There we have it, young people are more likely to survive compared to other age group, more than 20% the chance of the adult surviving the titanic.
The key points we can make are :
A female likely to survive compare to male counterpart.
Being on a higher class also improve the chance of surviving (maybe higher classes are prioritzed?), especially if you look at the 3rd class, while having more survivor compared to 2nd class, their rate of surviving are lower because 3rd class consist of 491 passengers.
Young passengers have more chance surviving the titanic.
we have to confirm if this points are true.
pob_agg <- aggregate(Embarked~Survived+Sex+Pclass+AgeGroup, pob, length)
Survivor Data Frame
survivor <- pob_agg[pob_agg$Survived==1,]
survivor$Rate <- survivor$Embarked/891
survivor <- survivor[order(survivor$Rate, decreasing = T),]

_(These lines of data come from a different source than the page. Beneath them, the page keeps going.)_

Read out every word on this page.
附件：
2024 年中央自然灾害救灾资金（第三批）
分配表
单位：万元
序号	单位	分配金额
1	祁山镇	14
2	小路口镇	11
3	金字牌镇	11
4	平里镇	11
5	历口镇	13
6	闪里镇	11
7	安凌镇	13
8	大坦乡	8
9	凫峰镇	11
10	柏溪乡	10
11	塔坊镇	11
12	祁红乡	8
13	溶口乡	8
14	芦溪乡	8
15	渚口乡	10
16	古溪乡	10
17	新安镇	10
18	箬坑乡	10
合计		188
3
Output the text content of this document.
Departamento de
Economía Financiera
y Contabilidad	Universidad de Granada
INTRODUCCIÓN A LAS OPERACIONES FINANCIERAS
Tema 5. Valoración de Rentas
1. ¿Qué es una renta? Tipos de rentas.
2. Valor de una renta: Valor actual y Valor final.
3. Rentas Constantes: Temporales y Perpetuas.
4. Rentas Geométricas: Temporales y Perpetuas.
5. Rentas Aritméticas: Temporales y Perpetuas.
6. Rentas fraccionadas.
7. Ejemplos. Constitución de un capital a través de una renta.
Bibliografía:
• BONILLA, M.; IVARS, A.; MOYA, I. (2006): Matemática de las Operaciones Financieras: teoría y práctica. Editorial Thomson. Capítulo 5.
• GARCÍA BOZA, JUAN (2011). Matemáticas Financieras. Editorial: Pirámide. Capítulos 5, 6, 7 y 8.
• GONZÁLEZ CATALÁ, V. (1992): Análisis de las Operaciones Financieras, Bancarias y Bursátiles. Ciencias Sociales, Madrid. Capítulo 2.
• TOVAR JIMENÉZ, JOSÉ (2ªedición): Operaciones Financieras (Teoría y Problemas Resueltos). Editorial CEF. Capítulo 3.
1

survivor <- subset(survivor, select = -c(Embarked, Survived))
survivor
## Sex Pclass AgeGroup Rate
## 2 female 1 Adult 0.094276094
## 6 female 2 Adult 0.065095398
## 10 female 3 Adult 0.057239057
## 4 male 1 Adult 0.044893378
## 12 male 3 Adult 0.038159371
## 24 female 3 Young 0.023569024
## 26 male 3 Young 0.014590348
## 20 female 2 Young 0.013468013
## 22 male 2 Young 0.010101010
## 8 male 2 Adult 0.008978676
## 18 female 1 Young 0.007856341
## 19 male 1 Young 0.004489338
## 14 male 1 Elder 0.001122334
Not Survivor Data Frame
notsurvivor <- pob_agg[pob_agg$Survived==0,]
notsurvivor$Rate <- notsurvivor$Embarked/891
notsurvivor <- notsurvivor[order(notsurvivor$Rate, decreasing = T),]
notsurvivor <- subset(notsurvivor, select = -c(Embarked, Survived))
notsurvivor
## Sex Pclass AgeGroup Rate
## 11 male 3 Adult 0.288439955
## 7 male 2 Adult 0.097643098
## 3 male 1 Adult 0.080808081
## 9 female 3 Adult 0.053872054
## 25 male 3 Young 0.044893378
## 23 female 3 Young 0.026936027
## 5 female 2 Adult 0.006734007
## 13 male 1 Elder 0.005611672
## 16 male 3 Elder 0.003367003
## 1 female 1 Adult 0.002244669
## 15 male 2 Elder 0.002244669
## 21 male 2 Young 0.002244669
## 17 female 1 Young 0.001122334
It checks out!, Top 3 Survivor are female, on the opposite side, Top 3 of Those who did not survived are male. It also held true with our Class claim, but didnt i said that young people have higher rate of surviving? this table didnt tell that information because it takes all the Passenger into account, so refer back to the AgeGroup segment above for that info.